More than 150 children have died in an epidemic in Bihar—the killer diseases is cryptically referred to as AES. Not long ago, the same infection was called Japanese Encephalitis. It seems that the government and the media have decided to drop the prefix so as not to blame friendly Japan for our own failings. The sleight of hand does not end here. ‘E’ for encephalitis is cushioned between (to soften the blow) ‘A’ for acute and ‘S’ for syndrome. Acute is an extreme form of a malady and syndrome, as the dictionary defines it, is a complex mix of symptoms that combine to create a crisis. All this is no consolation to the bereaved families. The bitter and cruel truth is that the children in poor families are dying by the dozen, suffering painfully before their promising lives are extinguished.

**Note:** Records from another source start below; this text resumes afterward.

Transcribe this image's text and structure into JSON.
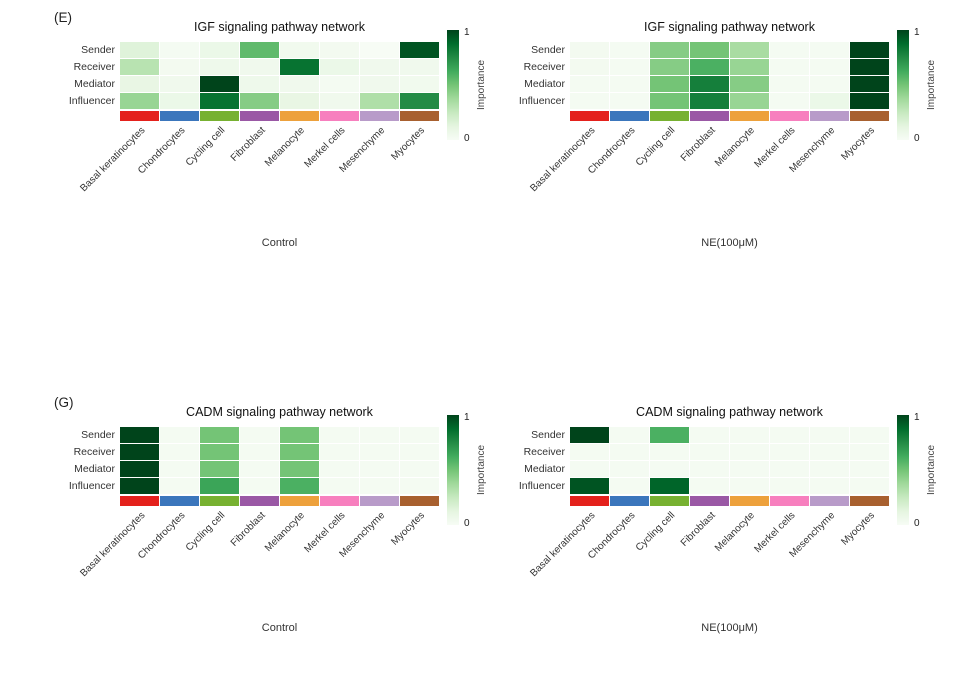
{
  "figure": {
    "panel_labels": [
      "(E)",
      "(G)"
    ],
    "background": "#ffffff"
  },
  "cell_types": [
    "Basal keratinocytes",
    "Chondrocytes",
    "Cycling cell",
    "Fibroblast",
    "Melanocyte",
    "Merkel cells",
    "Mesenchyme",
    "Myocytes"
  ],
  "cell_type_colors": [
    "#E4211C",
    "#3B76BC",
    "#77B131",
    "#9A58A5",
    "#EDA13C",
    "#F77FBE",
    "#B89BC9",
    "#A8602F"
  ],
  "heatmap_colormap": {
    "name": "Greens",
    "low": "#F7FCF5",
    "high": "#00441B"
  },
  "chart_data": [
    {
      "type": "heatmap",
      "panel": "(E)",
      "title": "IGF signaling pathway network",
      "caption": "Control",
      "rows": [
        "Sender",
        "Receiver",
        "Mediator",
        "Influencer"
      ],
      "categories": [
        "Basal keratinocytes",
        "Chondrocytes",
        "Cycling cell",
        "Fibroblast",
        "Melanocyte",
        "Merkel cells",
        "Mesenchyme",
        "Myocytes"
      ],
      "values": [
        [
          0.15,
          0.02,
          0.08,
          0.55,
          0.04,
          0.03,
          0.0,
          0.95
        ],
        [
          0.3,
          0.03,
          0.06,
          0.05,
          0.85,
          0.08,
          0.05,
          0.05
        ],
        [
          0.1,
          0.05,
          1.0,
          0.06,
          0.05,
          0.02,
          0.05,
          0.04
        ],
        [
          0.4,
          0.08,
          0.85,
          0.45,
          0.1,
          0.05,
          0.33,
          0.75
        ]
      ],
      "zlim": [
        0,
        1
      ],
      "colorbar": {
        "label": "Importance",
        "max": "1",
        "min": "0"
      }
    },
    {
      "type": "heatmap",
      "panel": "(E)",
      "title": "IGF signaling pathway network",
      "caption": "NE(100μM)",
      "rows": [
        "Sender",
        "Receiver",
        "Mediator",
        "Influencer"
      ],
      "categories": [
        "Basal keratinocytes",
        "Chondrocytes",
        "Cycling cell",
        "Fibroblast",
        "Melanocyte",
        "Merkel cells",
        "Mesenchyme",
        "Myocytes"
      ],
      "values": [
        [
          0.03,
          0.02,
          0.45,
          0.5,
          0.35,
          0.02,
          0.02,
          1.0
        ],
        [
          0.03,
          0.02,
          0.45,
          0.6,
          0.4,
          0.02,
          0.02,
          1.0
        ],
        [
          0.02,
          0.02,
          0.5,
          0.8,
          0.45,
          0.02,
          0.02,
          1.0
        ],
        [
          0.02,
          0.02,
          0.5,
          0.8,
          0.4,
          0.02,
          0.08,
          1.0
        ]
      ],
      "zlim": [
        0,
        1
      ],
      "colorbar": {
        "label": "Importance",
        "max": "1",
        "min": "0"
      }
    },
    {
      "type": "heatmap",
      "panel": "(G)",
      "title": "CADM signaling pathway network",
      "caption": "Control",
      "rows": [
        "Sender",
        "Receiver",
        "Mediator",
        "Influencer"
      ],
      "categories": [
        "Basal keratinocytes",
        "Chondrocytes",
        "Cycling cell",
        "Fibroblast",
        "Melanocyte",
        "Merkel cells",
        "Mesenchyme",
        "Myocytes"
      ],
      "values": [
        [
          1.0,
          0.02,
          0.5,
          0.02,
          0.5,
          0.02,
          0.02,
          0.02
        ],
        [
          1.0,
          0.02,
          0.5,
          0.02,
          0.5,
          0.02,
          0.02,
          0.02
        ],
        [
          1.0,
          0.02,
          0.5,
          0.02,
          0.5,
          0.02,
          0.02,
          0.02
        ],
        [
          1.0,
          0.02,
          0.65,
          0.02,
          0.6,
          0.02,
          0.02,
          0.02
        ]
      ],
      "zlim": [
        0,
        1
      ],
      "colorbar": {
        "label": "Importance",
        "max": "1",
        "min": "0"
      }
    },
    {
      "type": "heatmap",
      "panel": "(G)",
      "title": "CADM signaling pathway network",
      "caption": "NE(100μM)",
      "rows": [
        "Sender",
        "Receiver",
        "Mediator",
        "Influencer"
      ],
      "categories": [
        "Basal keratinocytes",
        "Chondrocytes",
        "Cycling cell",
        "Fibroblast",
        "Melanocyte",
        "Merkel cells",
        "Mesenchyme",
        "Myocytes"
      ],
      "values": [
        [
          1.0,
          0.02,
          0.6,
          0.02,
          0.02,
          0.02,
          0.02,
          0.02
        ],
        [
          0.02,
          0.02,
          0.02,
          0.02,
          0.02,
          0.02,
          0.02,
          0.02
        ],
        [
          0.02,
          0.02,
          0.02,
          0.02,
          0.02,
          0.02,
          0.02,
          0.02
        ],
        [
          0.95,
          0.02,
          0.9,
          0.02,
          0.02,
          0.02,
          0.02,
          0.02
        ]
      ],
      "zlim": [
        0,
        1
      ],
      "colorbar": {
        "label": "Importance",
        "max": "1",
        "min": "0"
      }
    }
  ]
}
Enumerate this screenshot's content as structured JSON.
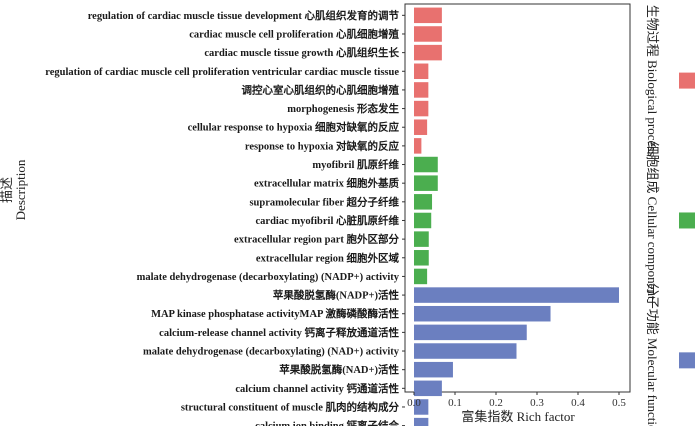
{
  "chart_data": {
    "type": "bar",
    "orientation": "horizontal",
    "xlabel": "富集指数 Rich factor",
    "ylabel_lines": [
      "描述",
      "Description"
    ],
    "xlim": [
      0,
      0.5
    ],
    "xticks": [
      "0.0",
      "0.1",
      "0.2",
      "0.3",
      "0.4",
      "0.5"
    ],
    "categories": [
      "regulation of cardiac muscle tissue development 心肌组织发育的调节",
      "cardiac muscle cell proliferation 心肌细胞增殖",
      "cardiac muscle tissue growth 心肌组织生长",
      "regulation of cardiac muscle cell proliferation ventricular cardiac muscle tissue",
      "调控心室心肌组织的心肌细胞增殖",
      "morphogenesis 形态发生",
      "cellular response to hypoxia 细胞对缺氧的反应",
      "response to hypoxia 对缺氧的反应",
      "myofibril 肌原纤维",
      "extracellular matrix 细胞外基质",
      "supramolecular fiber 超分子纤维",
      "cardiac myofibril 心脏肌原纤维",
      "extracellular region part 胞外区部分",
      "extracellular region 细胞外区域",
      "malate dehydrogenase (decarboxylating) (NADP+) activity",
      "苹果酸脱氢酶(NADP+)活性",
      "MAP kinase phosphatase activityMAP 激酶磷酸酶活性",
      "calcium-release channel activity 钙离子释放通道活性",
      "malate dehydrogenase (decarboxylating) (NAD+) activity",
      "苹果酸脱氢酶(NAD+)活性",
      "calcium channel activity 钙通道活性",
      "structural constituent of muscle 肌肉的结构成分",
      "calcium ion binding 钙离子结合"
    ],
    "values": [
      0.068,
      0.068,
      0.068,
      0.035,
      0.035,
      0.035,
      0.032,
      0.018,
      0.058,
      0.058,
      0.044,
      0.042,
      0.036,
      0.036,
      0.032,
      0.5,
      0.333,
      0.275,
      0.25,
      0.095,
      0.068,
      0.035,
      0.035
    ],
    "groups": [
      0,
      0,
      0,
      0,
      0,
      0,
      0,
      0,
      1,
      1,
      1,
      1,
      1,
      1,
      1,
      2,
      2,
      2,
      2,
      2,
      2,
      2,
      2
    ],
    "series": [
      {
        "name": "生物过程 Biological process",
        "color": "#e8716f"
      },
      {
        "name": "细胞组成 Cellular component",
        "color": "#4bae4f"
      },
      {
        "name": "分子功能 Molecular function",
        "color": "#6b7fc0"
      }
    ],
    "legend_position": "right",
    "grid": false
  }
}
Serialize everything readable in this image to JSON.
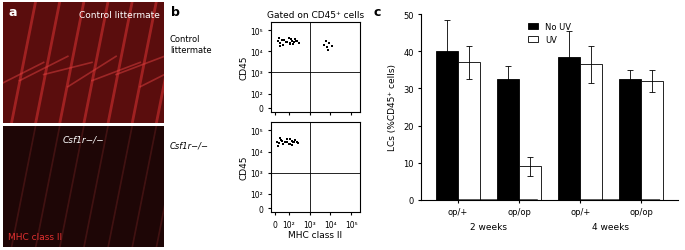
{
  "panel_labels": [
    "a",
    "b",
    "c"
  ],
  "image_panel": {
    "images": [
      {
        "label": "Control littermate"
      },
      {
        "label": "Csf1r−/−"
      }
    ],
    "stain": "MHC class II"
  },
  "chart_data": [
    {
      "type": "scatter",
      "title": "Gated on CD45⁺ cells",
      "row_label": "Control littermate",
      "y_label": "CD45",
      "log": true,
      "tick_labels": "y",
      "color": "#000000",
      "xlim": [
        -30,
        250000
      ],
      "ylim": [
        -30,
        250000
      ],
      "xticks": [
        0,
        {
          "value": 100,
          "label": "10²"
        },
        {
          "value": 1000,
          "label": "10³"
        },
        {
          "value": 10000,
          "label": "10⁴"
        },
        {
          "value": 100000,
          "label": "10⁵"
        }
      ],
      "yticks": [
        0,
        {
          "value": 100,
          "label": "10²"
        },
        {
          "value": 1000,
          "label": "10³"
        },
        {
          "value": 10000,
          "label": "10⁴"
        },
        {
          "value": 100000,
          "label": "10⁵"
        }
      ],
      "gates": {
        "x": 1000,
        "y": 1000
      },
      "x": [
        20,
        35,
        50,
        60,
        80,
        100,
        120,
        150,
        180,
        200,
        250,
        300,
        40,
        70,
        90,
        130,
        160,
        220,
        30,
        110,
        5000,
        7000,
        9000,
        12000,
        6000,
        8000
      ],
      "y": [
        30000,
        25000,
        35000,
        20000,
        28000,
        40000,
        22000,
        32000,
        26000,
        38000,
        30000,
        24000,
        18000,
        33000,
        27000,
        36000,
        21000,
        29000,
        42000,
        25000,
        20000,
        15000,
        25000,
        18000,
        30000,
        12000
      ]
    },
    {
      "type": "scatter",
      "row_label": "Csf1r−/−",
      "x_label": "MHC class II",
      "y_label": "CD45",
      "log": true,
      "color": "#000000",
      "xlim": [
        -30,
        250000
      ],
      "ylim": [
        -30,
        250000
      ],
      "xticks": [
        0,
        {
          "value": 100,
          "label": "10²"
        },
        {
          "value": 1000,
          "label": "10³"
        },
        {
          "value": 10000,
          "label": "10⁴"
        },
        {
          "value": 100000,
          "label": "10⁵"
        }
      ],
      "yticks": [
        0,
        {
          "value": 100,
          "label": "10²"
        },
        {
          "value": 1000,
          "label": "10³"
        },
        {
          "value": 10000,
          "label": "10⁴"
        },
        {
          "value": 100000,
          "label": "10⁵"
        }
      ],
      "gates": {
        "x": 1000,
        "y": 1000
      },
      "x": [
        15,
        30,
        45,
        60,
        75,
        90,
        110,
        140,
        170,
        200,
        240,
        280,
        25,
        55,
        85,
        120,
        150,
        190,
        35,
        100
      ],
      "y": [
        30000,
        26000,
        35000,
        22000,
        28000,
        38000,
        24000,
        31000,
        27000,
        36000,
        29000,
        25000,
        19000,
        33000,
        27000,
        40000,
        21000,
        30000,
        43000,
        24000
      ]
    },
    {
      "type": "bar",
      "y_label": "LCs (%CD45⁺ cells)",
      "categories": [
        "op/+",
        "op/op",
        "op/+",
        "op/op"
      ],
      "groups": [
        "2 weeks",
        "4 weeks"
      ],
      "ylim": [
        0,
        50
      ],
      "yticks": [
        0,
        10,
        20,
        30,
        40,
        50
      ],
      "legend": "upper center",
      "series": [
        {
          "name": "No UV",
          "color": "#000000",
          "values": [
            40,
            32.5,
            38.5,
            32.5
          ],
          "errors": [
            8.5,
            3.5,
            7,
            2.5
          ]
        },
        {
          "name": "UV",
          "color": "#ffffff",
          "values": [
            37,
            9,
            36.5,
            32
          ],
          "errors": [
            4.5,
            2.5,
            5,
            3
          ]
        }
      ]
    }
  ]
}
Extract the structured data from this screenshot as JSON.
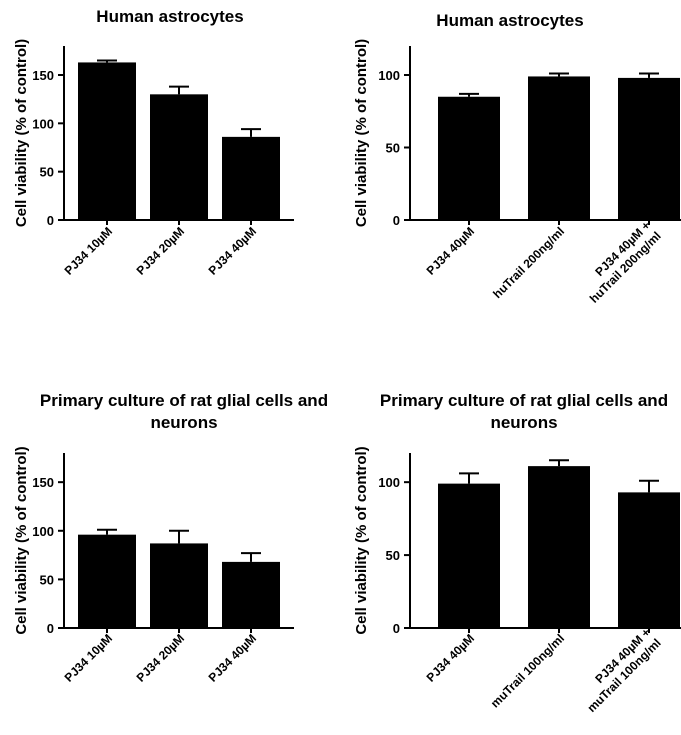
{
  "chart_data": [
    {
      "type": "bar",
      "title": "Human astrocytes",
      "ylabel": "Cell viability (% of control)",
      "xlabel": "",
      "categories": [
        "PJ34 10µM",
        "PJ34 20µM",
        "PJ34 40µM"
      ],
      "values": [
        163,
        130,
        86
      ],
      "errors": [
        2,
        8,
        8
      ],
      "ylim": [
        0,
        180
      ],
      "yticks": [
        "0",
        "50",
        "100",
        "150"
      ],
      "grid": false,
      "bar_color": "#000000"
    },
    {
      "type": "bar",
      "title": "Human astrocytes",
      "ylabel": "Cell viability (% of control)",
      "xlabel": "",
      "categories": [
        "PJ34 40µM",
        "huTrail 200ng/ml",
        "PJ34 40µM + huTrail 200ng/ml"
      ],
      "values": [
        85,
        99,
        98
      ],
      "errors": [
        2,
        2,
        3
      ],
      "ylim": [
        0,
        120
      ],
      "yticks": [
        "0",
        "50",
        "100"
      ],
      "grid": false,
      "bar_color": "#000000"
    },
    {
      "type": "bar",
      "title": "Primary culture of rat glial cells and neurons",
      "ylabel": "Cell viability (% of control)",
      "xlabel": "",
      "categories": [
        "PJ34 10µM",
        "PJ34 20µM",
        "PJ34 40µM"
      ],
      "values": [
        96,
        87,
        68
      ],
      "errors": [
        5,
        13,
        9
      ],
      "ylim": [
        0,
        180
      ],
      "yticks": [
        "0",
        "50",
        "100",
        "150"
      ],
      "grid": false,
      "bar_color": "#000000"
    },
    {
      "type": "bar",
      "title": "Primary culture of rat glial cells and neurons",
      "ylabel": "Cell viability (% of control)",
      "xlabel": "",
      "categories": [
        "PJ34 40µM",
        "muTrail 100ng/ml",
        "PJ34 40µM + muTrail 100ng/ml"
      ],
      "values": [
        99,
        111,
        93
      ],
      "errors": [
        7,
        4,
        8
      ],
      "ylim": [
        0,
        120
      ],
      "yticks": [
        "0",
        "50",
        "100"
      ],
      "grid": false,
      "bar_color": "#000000"
    }
  ]
}
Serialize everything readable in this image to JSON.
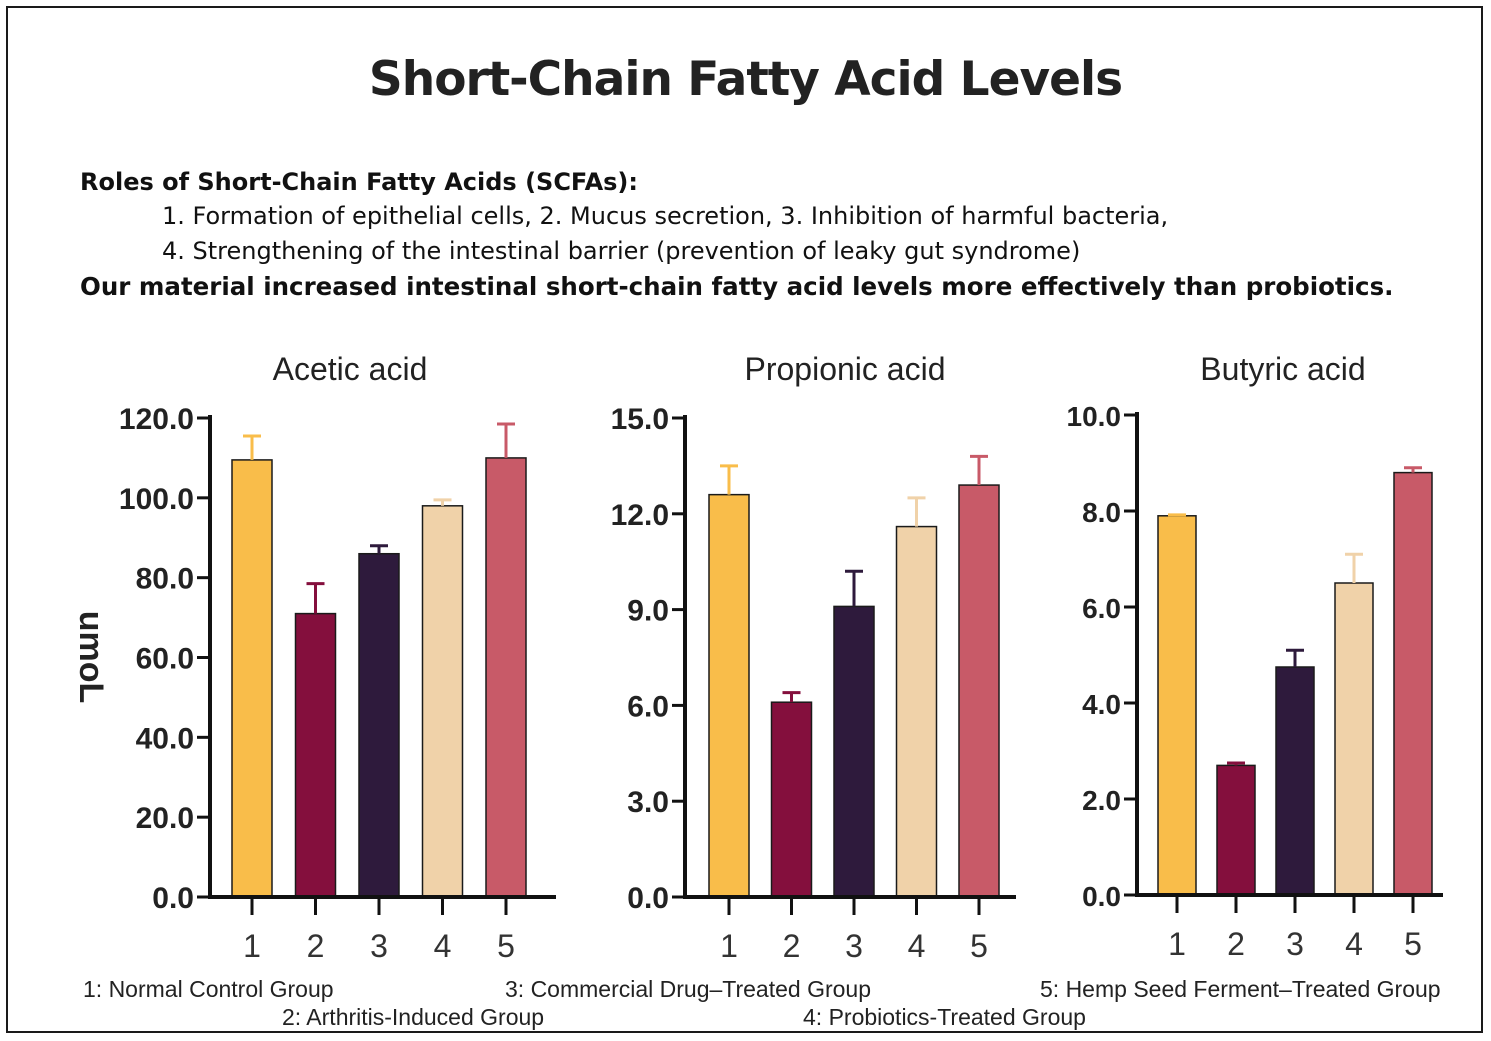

What makes the situation particularly tragic is that it is at this time that Ayushman Bharat is being rolled out with great fanfare. What is distressing is that the central government does not seem to be particularly alarmed and has taken no steps to come to the rescue of the suffering families. Part of the reason appeared to be that the state concerned is Bihar where the NDA ally is in power. The AES fiasco has exposed the weakness, if not the abject failure, of the Nitish Kumar government. All his clams of providing good governance suddenly seem to ring hollow.
There was a time not long ago when the stock of ‘Sushasan Babu’ was riding high. He had rescued Bihar from Lalu Yadav’s Jungle Raj and given priority to development. It must be conceded that soon some improvements were visible on ground. Roads were improving, electricity supply was regular and doctors resumed treating patients in government hospitals. But then the Bihar Chief Minister started dreaming of a national role. He parted company with the BJP and started projecting himself as defender of minorities and Dalits. Without thinking through prohibition was hastily imposed resulting in bootlegging and deaths by hootch.
Since then Nitish’s JDU has patched up with the BJP but somewhere along the way the CM seems to have lost the plot. The latest hiccup was formation of the NDA government after Narendra Modi’s reelection. The NDA continues to sulk at not having given what it wanted in the allocation of Cabinet berths. Nitish continues to make noises about reservations he has about the triple talaq issue and the Uniform Civil Code. It is difficult to get over the feeling that the Bihar government is not being criticised or held accountable for the lost of lives due to ASE so as not to ruffle more feathers.
It is time that we faced the ground reality. Doctors who have independently assessed the situation are of the view that almost all the deaths are of children belonging to poor families, under the age of 10, who are brought to the hospital suffering from severe malnutrition. There is no question that the immunity in these kids is severely impaired due to malnutrition. The parents are in no position to get them to the hospital in time. There have also been disturbing reports of doctors absent from the hospital and ambulances standing idle.
The state government can take the easy way out and start suspending doctors for negligence or incompetence. A corruption scandal may also be unearthed to distract us. All this gives us a strong sense of déja vu. A couple of years ago, Gorakhpur in Uttar Pradesh had become notorious for encephalitis deaths. Doctors had turned from heroes to villains overnight. Thank God, that this year UP seems to have rid itself of this horror. The question is, for how long?
Time to turn our gaze beyond UP and Bihar now. A recent report ranks Kerala at the top in the context of providing healthcare for its people. It can’t be denied that the state dealt with the dangerous Zika virus in an exemplary manner and contained the terrifying infection in time. The same list places UP at the bottom. Those suffering from the blight of AES in Bihar may wonder where does their state figure?
Recently, Mamata Banerjee had a show down with government doctors in West Bengal and the protest against her high-handedness took an ugly turn. Doctors struck work and protesters were mercilessly beaten up by police.
Doctors in government hospitals in the national capital also went on strike in sympathy with their colleagues. Patients suffered. The problem arises because India even 70 years after independence has two systems of healthcare (like schooling)—one for the rich and the other for poor. The poor have no other option but to seek relief from government hospitals. The rich and powerful are treated at state-of-the-art private sector hospitals. It is this cancer that is causing countless deaths of the helpless. This is what needs to be cured before all else.